Die Ankündigung der neuen Enzyklika "Dilexit nos" kam überraschend. In dem Lehrschreiben geht es um die Verehrung des Heiligen Herzens Jesu. Warum schreibt Papst Franziskus darüber und warum ausgerechnet jetzt?

Autor/in:
Johannes Schröer
Zwei Engel halten ein Tuch mit einer Dornenkrone in der Mitte und darin das Herz Jesu. Ein Feskro aus der Herz-Jesu-Kirche in Berlin, von Friedrich Stummel and Karl Wenzel Ende des 19. Jahrhunderts / © Renata Sedmakova (shutterstock)
Zwei Engel halten ein Tuch mit einer Dornenkrone in der Mitte und darin das Herz Jesu. Ein Feskro aus der Herz-Jesu-Kirche in Berlin, von Friedrich Stummel and Karl Wenzel Ende des 19. Jahrhunderts / © Renata Sedmakova ( shutterstock )

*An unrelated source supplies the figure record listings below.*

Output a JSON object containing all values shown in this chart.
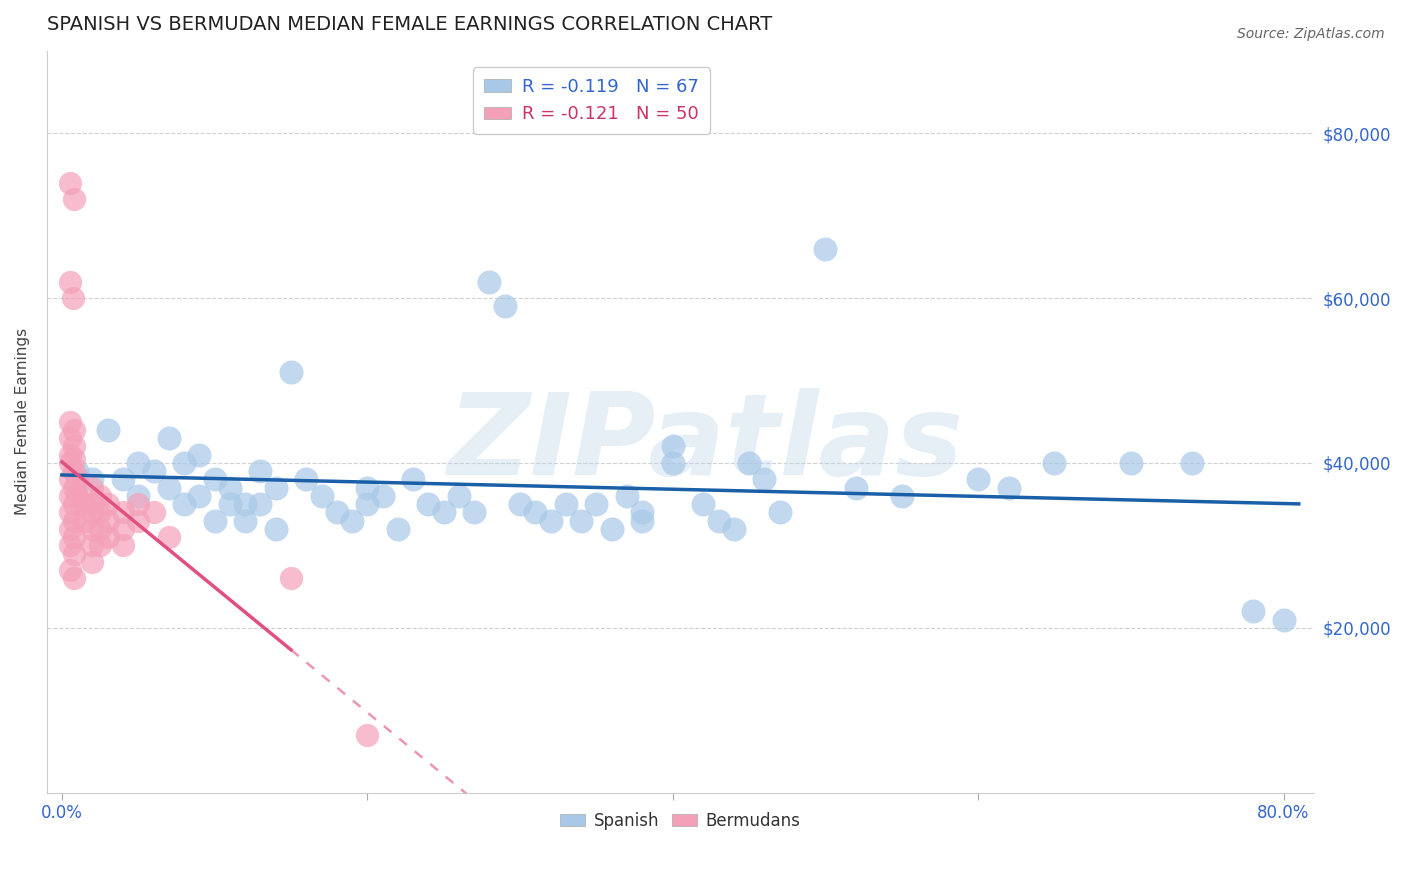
{
  "title": "SPANISH VS BERMUDAN MEDIAN FEMALE EARNINGS CORRELATION CHART",
  "source": "Source: ZipAtlas.com",
  "xlabel": "",
  "ylabel": "Median Female Earnings",
  "xlim": [
    -0.01,
    0.82
  ],
  "ylim": [
    0,
    90000
  ],
  "yticks": [
    20000,
    40000,
    60000,
    80000
  ],
  "ytick_labels": [
    "$20,000",
    "$40,000",
    "$60,000",
    "$80,000"
  ],
  "xticks": [
    0.0,
    0.2,
    0.4,
    0.6,
    0.8
  ],
  "xtick_labels": [
    "0.0%",
    "",
    "",
    "",
    "80.0%"
  ],
  "spanish_color": "#a8c8e8",
  "bermudan_color": "#f4a0b8",
  "trend_spanish_color": "#1a5fa8",
  "trend_bermudan_color": "#e05080",
  "watermark": "ZIPatlas",
  "spanish_points": [
    [
      0.01,
      39000
    ],
    [
      0.02,
      38000
    ],
    [
      0.03,
      44000
    ],
    [
      0.04,
      38000
    ],
    [
      0.05,
      40000
    ],
    [
      0.05,
      36000
    ],
    [
      0.06,
      39000
    ],
    [
      0.07,
      43000
    ],
    [
      0.07,
      37000
    ],
    [
      0.08,
      40000
    ],
    [
      0.08,
      35000
    ],
    [
      0.09,
      41000
    ],
    [
      0.09,
      36000
    ],
    [
      0.1,
      38000
    ],
    [
      0.1,
      33000
    ],
    [
      0.11,
      37000
    ],
    [
      0.11,
      35000
    ],
    [
      0.12,
      35000
    ],
    [
      0.12,
      33000
    ],
    [
      0.13,
      39000
    ],
    [
      0.13,
      35000
    ],
    [
      0.14,
      37000
    ],
    [
      0.14,
      32000
    ],
    [
      0.15,
      51000
    ],
    [
      0.16,
      38000
    ],
    [
      0.17,
      36000
    ],
    [
      0.18,
      34000
    ],
    [
      0.19,
      33000
    ],
    [
      0.2,
      37000
    ],
    [
      0.2,
      35000
    ],
    [
      0.21,
      36000
    ],
    [
      0.22,
      32000
    ],
    [
      0.23,
      38000
    ],
    [
      0.24,
      35000
    ],
    [
      0.25,
      34000
    ],
    [
      0.26,
      36000
    ],
    [
      0.27,
      34000
    ],
    [
      0.28,
      62000
    ],
    [
      0.29,
      59000
    ],
    [
      0.3,
      35000
    ],
    [
      0.31,
      34000
    ],
    [
      0.32,
      33000
    ],
    [
      0.33,
      35000
    ],
    [
      0.34,
      33000
    ],
    [
      0.35,
      35000
    ],
    [
      0.36,
      32000
    ],
    [
      0.37,
      36000
    ],
    [
      0.38,
      34000
    ],
    [
      0.38,
      33000
    ],
    [
      0.4,
      42000
    ],
    [
      0.4,
      40000
    ],
    [
      0.42,
      35000
    ],
    [
      0.43,
      33000
    ],
    [
      0.44,
      32000
    ],
    [
      0.45,
      40000
    ],
    [
      0.46,
      38000
    ],
    [
      0.47,
      34000
    ],
    [
      0.5,
      66000
    ],
    [
      0.52,
      37000
    ],
    [
      0.55,
      36000
    ],
    [
      0.6,
      38000
    ],
    [
      0.62,
      37000
    ],
    [
      0.65,
      40000
    ],
    [
      0.7,
      40000
    ],
    [
      0.74,
      40000
    ],
    [
      0.78,
      22000
    ],
    [
      0.8,
      21000
    ]
  ],
  "bermudan_points": [
    [
      0.005,
      74000
    ],
    [
      0.008,
      72000
    ],
    [
      0.005,
      62000
    ],
    [
      0.007,
      60000
    ],
    [
      0.005,
      45000
    ],
    [
      0.008,
      44000
    ],
    [
      0.005,
      43000
    ],
    [
      0.008,
      42000
    ],
    [
      0.005,
      41000
    ],
    [
      0.008,
      40500
    ],
    [
      0.005,
      40000
    ],
    [
      0.008,
      39000
    ],
    [
      0.005,
      38000
    ],
    [
      0.008,
      37000
    ],
    [
      0.005,
      36000
    ],
    [
      0.008,
      35000
    ],
    [
      0.005,
      34000
    ],
    [
      0.008,
      33000
    ],
    [
      0.005,
      32000
    ],
    [
      0.008,
      31000
    ],
    [
      0.005,
      30000
    ],
    [
      0.008,
      29000
    ],
    [
      0.005,
      27000
    ],
    [
      0.008,
      26000
    ],
    [
      0.01,
      38000
    ],
    [
      0.01,
      36000
    ],
    [
      0.015,
      35000
    ],
    [
      0.015,
      33000
    ],
    [
      0.02,
      37000
    ],
    [
      0.02,
      35000
    ],
    [
      0.02,
      34000
    ],
    [
      0.02,
      32000
    ],
    [
      0.02,
      30000
    ],
    [
      0.02,
      28000
    ],
    [
      0.025,
      36000
    ],
    [
      0.025,
      34000
    ],
    [
      0.025,
      32000
    ],
    [
      0.025,
      30000
    ],
    [
      0.03,
      35000
    ],
    [
      0.03,
      33000
    ],
    [
      0.03,
      31000
    ],
    [
      0.04,
      34000
    ],
    [
      0.04,
      32000
    ],
    [
      0.04,
      30000
    ],
    [
      0.05,
      35000
    ],
    [
      0.05,
      33000
    ],
    [
      0.06,
      34000
    ],
    [
      0.07,
      31000
    ],
    [
      0.15,
      26000
    ],
    [
      0.2,
      7000
    ]
  ]
}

DOMRADIO.DE: An diesem Donnerstag ist die vierte Enzyklika von Papst Franziskus veröffentlicht worden. Das Lehrschreiben trägt den  Titel "Dilexit nos", zu Deutsch "Er hat uns geliebt". Es geht darin um Spiritualität, um eine neue Zärtlichkeit des Glaubens, wie der Papst schreibt. Was ist das für eine Spiritualität, die der Papst hier in den Mittelpunkt stellt? 

Stefan von Kempis (privat)
Stefan von Kempis / ( privat )

Stefan von Kempis (Leiter der deutschsprachigen Abteilung von Vatican News): Eine Spiritualität, die vielen von uns in Europa vielleicht etwas altbacken vorkommen mag. Die Spiritualität zum heiligsten Herzen Jesu haben eher unsere Großeltern gepflegt. Heute wirkt sie wie aus der Zeit gefallen. Das gilt für Europa. 

Stefan von Kempis

"Die Spiritualität zum heiligsten Herzen Jesu haben eher unsere Großeltern gepflegt."

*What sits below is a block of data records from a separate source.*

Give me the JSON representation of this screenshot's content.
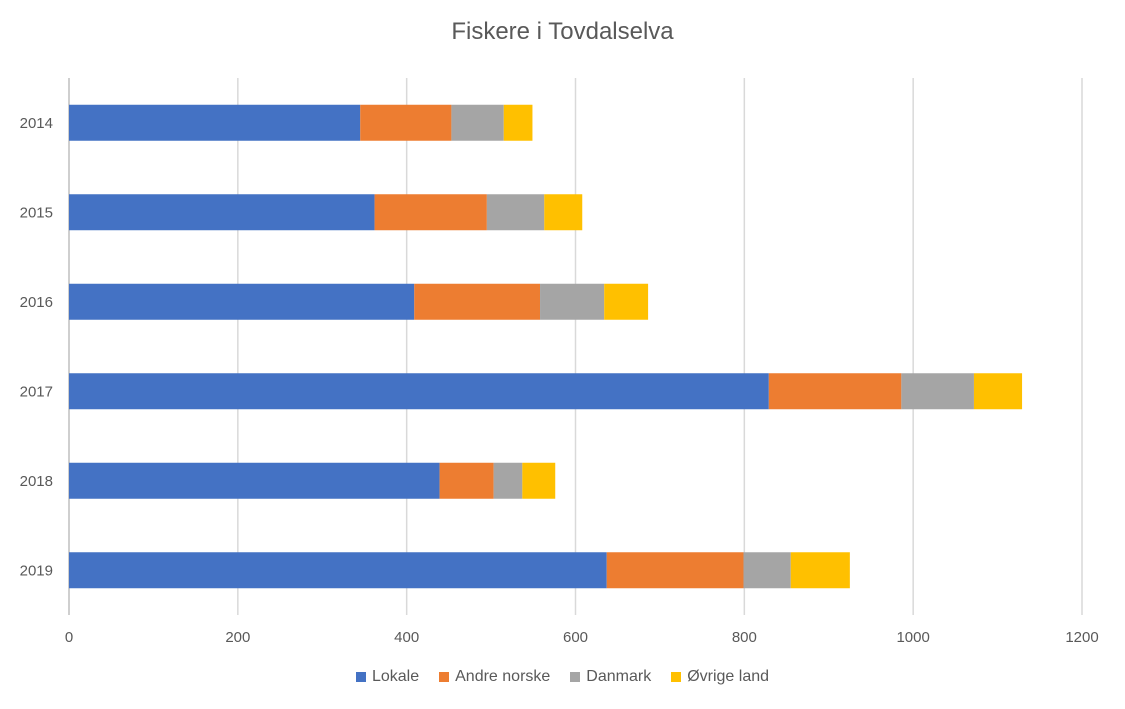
{
  "chart_data": {
    "type": "bar",
    "orientation": "horizontal",
    "stacked": true,
    "title": "Fiskere i Tovdalselva",
    "categories": [
      "2014",
      "2015",
      "2016",
      "2017",
      "2018",
      "2019"
    ],
    "series": [
      {
        "name": "Lokale",
        "color": "#4472C4",
        "values": [
          345,
          362,
          409,
          829,
          439,
          637
        ]
      },
      {
        "name": "Andre norske",
        "color": "#ED7D31",
        "values": [
          108,
          133,
          149,
          157,
          64,
          162
        ]
      },
      {
        "name": "Danmark",
        "color": "#A5A5A5",
        "values": [
          62,
          68,
          76,
          86,
          34,
          56
        ]
      },
      {
        "name": "Øvrige land",
        "color": "#FFC000",
        "values": [
          34,
          45,
          52,
          57,
          39,
          70
        ]
      }
    ],
    "xlim": [
      0,
      1200
    ],
    "xticks": [
      "0",
      "200",
      "400",
      "600",
      "800",
      "1000",
      "1200"
    ],
    "grid": true,
    "legend_position": "bottom"
  }
}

Das gilt aber nicht so sehr für Lateinamerika, den Heimatkontinent von Papst Franziskus. Dabei ist die Herz-Jesu-Frömmigkeit theologisch durchbuchstabiert. Das hat Hugo Rahner, der Bruder von Karl Rahner, zu seiner Zeit schon gelehrt. Es ist theologisch eine spannende Sache, sich auf das Herz Jesu zurückzubesinnen als das eigentliche, schlagende Herz des ganzen Evangeliums. Im Grunde ist das ein anderes Wort für Barmherzigkeit und das war schon immer das große Thema in diesem argentinischen Pontifikat. 

DOMRADIO.DE: Im westlichen Europa denkt man oft in dem Dualismus zwischen "Herz und Kopf". Ist es also eine Enzyklika, die die Emotion gegen die Aufklärung stellt, frei nach dem Dichter Novalis "Wenn nicht mehr Zahlen und Figuren sind Schlüssel aller Kreaturen". Ist der Papst ein Romantiker? 

von Kempis: Spontan würde ich sagen: Ja! Denn tatsächlich spielt er in der vierten Enzyklika das Herz gegen die Vernunft aus, welche das große Lebens- und Glaubensthema seines deutschen Vorgängers Benedikt XVl. war. Er schreibt nämlich, dass das Herz gegenwärtig abgewertet und vernachlässigt werde, und dass der griechische und vorchristliche Rationalismus, der nachchristliche Idealismus zu stark nach vorne geschoben werden - und da sind wir schon fast bei der Romantik und dem Materialismus, Vernunft, Wille, Freiheit. 

Stefan von Kempis

"Das Herz ist der Ort, wo ich bei mir bin, mein Innerstes"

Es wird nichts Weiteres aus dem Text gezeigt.